The way she’d looked at me—like maybe she wanted me too. Could she feel the same raw need clawing through my gut.

Stop.

I couldn’t go down that road. I couldn’t let myself believe that the heat I felt was mutual. Because even if it was, even if Charlotte looked at me and saw something worth wanting, I had nothing to offer her. I was a forty-year-old ex-soldier with PTSD and nightmares and a body covered in scars. I was broken in ways that couldn’t be fixed, and she was...

She was sunshine. Competence wrapped in curves, running a business with the kind of quiet strength that came from years of proving herself. She didn’t need someone like me bringing darkness into her life.

Even if every cell in my body was screaming that she was mine.

I started the truck and headed back to the cabin Race was loaning me for the duration of my stay. The roads were getting bad, snow having fallen all day.

Yeah, I was attracted to her. Above and beyond anything I’d ever felt before.

I forced myself to ignore the ache in my groin. I forced myself not to replay every moment of the day—the way she’d smiled when I’d caught the error in the notes and how her voice had gone slightly breathless when she’d asked if I was coming back tomorrow.

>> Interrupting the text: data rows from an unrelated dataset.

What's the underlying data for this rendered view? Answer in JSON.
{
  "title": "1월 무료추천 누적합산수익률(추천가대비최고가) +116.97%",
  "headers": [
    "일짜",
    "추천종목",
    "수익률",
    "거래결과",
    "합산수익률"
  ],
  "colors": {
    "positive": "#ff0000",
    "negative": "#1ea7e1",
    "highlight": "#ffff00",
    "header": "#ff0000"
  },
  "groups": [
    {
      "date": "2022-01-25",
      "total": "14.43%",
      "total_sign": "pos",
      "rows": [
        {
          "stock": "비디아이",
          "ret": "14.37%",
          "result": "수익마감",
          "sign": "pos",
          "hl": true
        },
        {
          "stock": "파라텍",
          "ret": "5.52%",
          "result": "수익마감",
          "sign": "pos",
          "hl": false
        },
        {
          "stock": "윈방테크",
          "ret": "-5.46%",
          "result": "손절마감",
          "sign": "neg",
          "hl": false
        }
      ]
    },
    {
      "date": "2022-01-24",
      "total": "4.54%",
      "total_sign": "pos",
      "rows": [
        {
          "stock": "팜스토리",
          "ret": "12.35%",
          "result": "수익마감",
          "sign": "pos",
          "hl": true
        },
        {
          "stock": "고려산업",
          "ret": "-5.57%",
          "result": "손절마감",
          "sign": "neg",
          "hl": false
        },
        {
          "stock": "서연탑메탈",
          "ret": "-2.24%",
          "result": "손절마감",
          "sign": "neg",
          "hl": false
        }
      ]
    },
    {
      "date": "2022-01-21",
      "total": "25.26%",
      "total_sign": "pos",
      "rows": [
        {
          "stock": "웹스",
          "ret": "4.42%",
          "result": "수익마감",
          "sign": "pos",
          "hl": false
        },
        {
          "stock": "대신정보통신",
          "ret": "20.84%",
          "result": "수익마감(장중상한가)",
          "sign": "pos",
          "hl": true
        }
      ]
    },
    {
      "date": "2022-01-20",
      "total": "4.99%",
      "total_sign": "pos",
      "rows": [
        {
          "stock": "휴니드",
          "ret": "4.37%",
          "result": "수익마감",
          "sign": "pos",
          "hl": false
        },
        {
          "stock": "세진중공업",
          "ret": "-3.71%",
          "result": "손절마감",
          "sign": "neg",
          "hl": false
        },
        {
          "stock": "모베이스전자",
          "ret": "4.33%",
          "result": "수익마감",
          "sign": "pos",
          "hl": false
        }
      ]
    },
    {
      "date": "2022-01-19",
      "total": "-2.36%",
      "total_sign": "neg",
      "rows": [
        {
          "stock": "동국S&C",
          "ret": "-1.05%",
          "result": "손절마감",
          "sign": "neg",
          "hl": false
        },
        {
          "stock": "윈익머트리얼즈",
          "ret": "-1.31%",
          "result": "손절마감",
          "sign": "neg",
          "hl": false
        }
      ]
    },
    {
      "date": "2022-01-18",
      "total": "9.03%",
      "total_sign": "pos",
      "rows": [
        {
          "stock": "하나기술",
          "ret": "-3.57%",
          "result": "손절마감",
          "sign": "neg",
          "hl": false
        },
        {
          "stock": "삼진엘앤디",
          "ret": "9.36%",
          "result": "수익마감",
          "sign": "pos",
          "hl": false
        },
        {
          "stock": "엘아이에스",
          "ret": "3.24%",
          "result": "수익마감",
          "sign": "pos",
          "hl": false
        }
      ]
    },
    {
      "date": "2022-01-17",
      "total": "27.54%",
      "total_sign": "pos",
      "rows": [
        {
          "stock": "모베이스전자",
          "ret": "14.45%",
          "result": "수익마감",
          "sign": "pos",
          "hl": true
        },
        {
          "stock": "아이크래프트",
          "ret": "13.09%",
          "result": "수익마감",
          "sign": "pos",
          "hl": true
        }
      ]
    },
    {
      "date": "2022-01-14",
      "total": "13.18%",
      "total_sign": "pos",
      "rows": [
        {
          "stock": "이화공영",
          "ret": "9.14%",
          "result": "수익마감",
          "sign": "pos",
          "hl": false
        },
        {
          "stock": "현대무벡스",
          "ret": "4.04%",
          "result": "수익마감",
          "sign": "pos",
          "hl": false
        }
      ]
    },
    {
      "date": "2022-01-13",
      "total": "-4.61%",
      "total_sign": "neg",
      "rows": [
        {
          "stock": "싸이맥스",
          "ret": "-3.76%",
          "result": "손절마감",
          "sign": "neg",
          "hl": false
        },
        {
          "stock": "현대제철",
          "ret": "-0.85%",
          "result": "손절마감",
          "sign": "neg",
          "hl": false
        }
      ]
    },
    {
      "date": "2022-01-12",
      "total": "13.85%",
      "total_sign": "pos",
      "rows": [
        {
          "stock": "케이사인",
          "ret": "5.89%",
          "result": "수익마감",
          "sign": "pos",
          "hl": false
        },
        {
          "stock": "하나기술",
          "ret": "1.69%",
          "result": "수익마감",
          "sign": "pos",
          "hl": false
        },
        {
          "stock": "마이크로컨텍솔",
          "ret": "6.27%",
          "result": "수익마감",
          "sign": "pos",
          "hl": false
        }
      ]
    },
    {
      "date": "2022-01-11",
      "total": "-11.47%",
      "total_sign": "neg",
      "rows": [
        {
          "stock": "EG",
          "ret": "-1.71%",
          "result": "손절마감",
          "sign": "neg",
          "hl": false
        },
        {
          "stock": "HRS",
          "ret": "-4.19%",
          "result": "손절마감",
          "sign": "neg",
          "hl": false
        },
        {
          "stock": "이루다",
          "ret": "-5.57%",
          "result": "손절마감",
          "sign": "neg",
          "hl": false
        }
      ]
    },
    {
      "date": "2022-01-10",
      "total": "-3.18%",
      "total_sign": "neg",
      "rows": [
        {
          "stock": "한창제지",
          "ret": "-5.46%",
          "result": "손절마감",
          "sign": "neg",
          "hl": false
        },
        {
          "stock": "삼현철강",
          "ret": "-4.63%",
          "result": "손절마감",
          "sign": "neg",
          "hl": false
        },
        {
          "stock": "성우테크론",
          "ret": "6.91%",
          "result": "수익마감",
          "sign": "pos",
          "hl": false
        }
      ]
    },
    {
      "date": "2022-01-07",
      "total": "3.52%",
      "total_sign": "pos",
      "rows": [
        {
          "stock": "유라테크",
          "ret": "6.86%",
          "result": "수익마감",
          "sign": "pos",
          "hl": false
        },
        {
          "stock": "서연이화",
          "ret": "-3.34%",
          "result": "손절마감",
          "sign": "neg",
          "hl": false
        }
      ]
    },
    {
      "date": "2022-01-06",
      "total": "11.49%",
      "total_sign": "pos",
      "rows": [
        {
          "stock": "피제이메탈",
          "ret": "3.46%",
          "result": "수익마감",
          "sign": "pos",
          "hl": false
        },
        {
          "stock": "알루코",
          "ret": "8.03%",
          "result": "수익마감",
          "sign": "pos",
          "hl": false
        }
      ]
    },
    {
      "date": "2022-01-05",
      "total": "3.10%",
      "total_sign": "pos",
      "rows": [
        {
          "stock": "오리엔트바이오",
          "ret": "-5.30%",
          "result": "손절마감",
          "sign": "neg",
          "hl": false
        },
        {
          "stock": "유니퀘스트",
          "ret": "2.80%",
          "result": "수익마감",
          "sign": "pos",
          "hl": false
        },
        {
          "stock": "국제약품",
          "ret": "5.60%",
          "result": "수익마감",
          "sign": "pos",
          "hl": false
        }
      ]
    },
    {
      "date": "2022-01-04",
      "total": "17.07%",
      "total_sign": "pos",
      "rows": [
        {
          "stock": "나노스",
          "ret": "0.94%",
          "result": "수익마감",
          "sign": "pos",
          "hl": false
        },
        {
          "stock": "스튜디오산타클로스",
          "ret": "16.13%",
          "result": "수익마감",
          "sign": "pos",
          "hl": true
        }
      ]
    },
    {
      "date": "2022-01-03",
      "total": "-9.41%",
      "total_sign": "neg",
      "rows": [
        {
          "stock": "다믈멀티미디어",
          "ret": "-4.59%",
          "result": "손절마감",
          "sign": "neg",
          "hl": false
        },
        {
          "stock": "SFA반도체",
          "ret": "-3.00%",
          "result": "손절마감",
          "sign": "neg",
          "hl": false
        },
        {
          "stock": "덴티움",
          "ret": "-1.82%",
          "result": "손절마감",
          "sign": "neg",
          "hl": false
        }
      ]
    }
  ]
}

I told her I would because I owed Race.

I’d lied. I’d known the moment I caught her in my arms that I’d be there until she no longer needed me. My staying now had nothing to do with the debt I owed Race.

I wanted to see her again. Wanted to be near her, even if I couldn’t touch. Even if all I could do was watch her work and torture myself with thoughts of what could never be.

You’re fucked, solider. Completely fucked.

The cabin was cold when I got there, and the first thing I did was start a fire in the fireplace. I grabbed a beer from my supplies and walked back outside, letting the cabin heat up. Thesmall porch looked out at the dark forest. It was quiet here. Isolated. Just the way I liked it.

Except now, all I could think about was Charlotte. About green eyes and soft curves and a smile that made something in my chest ache.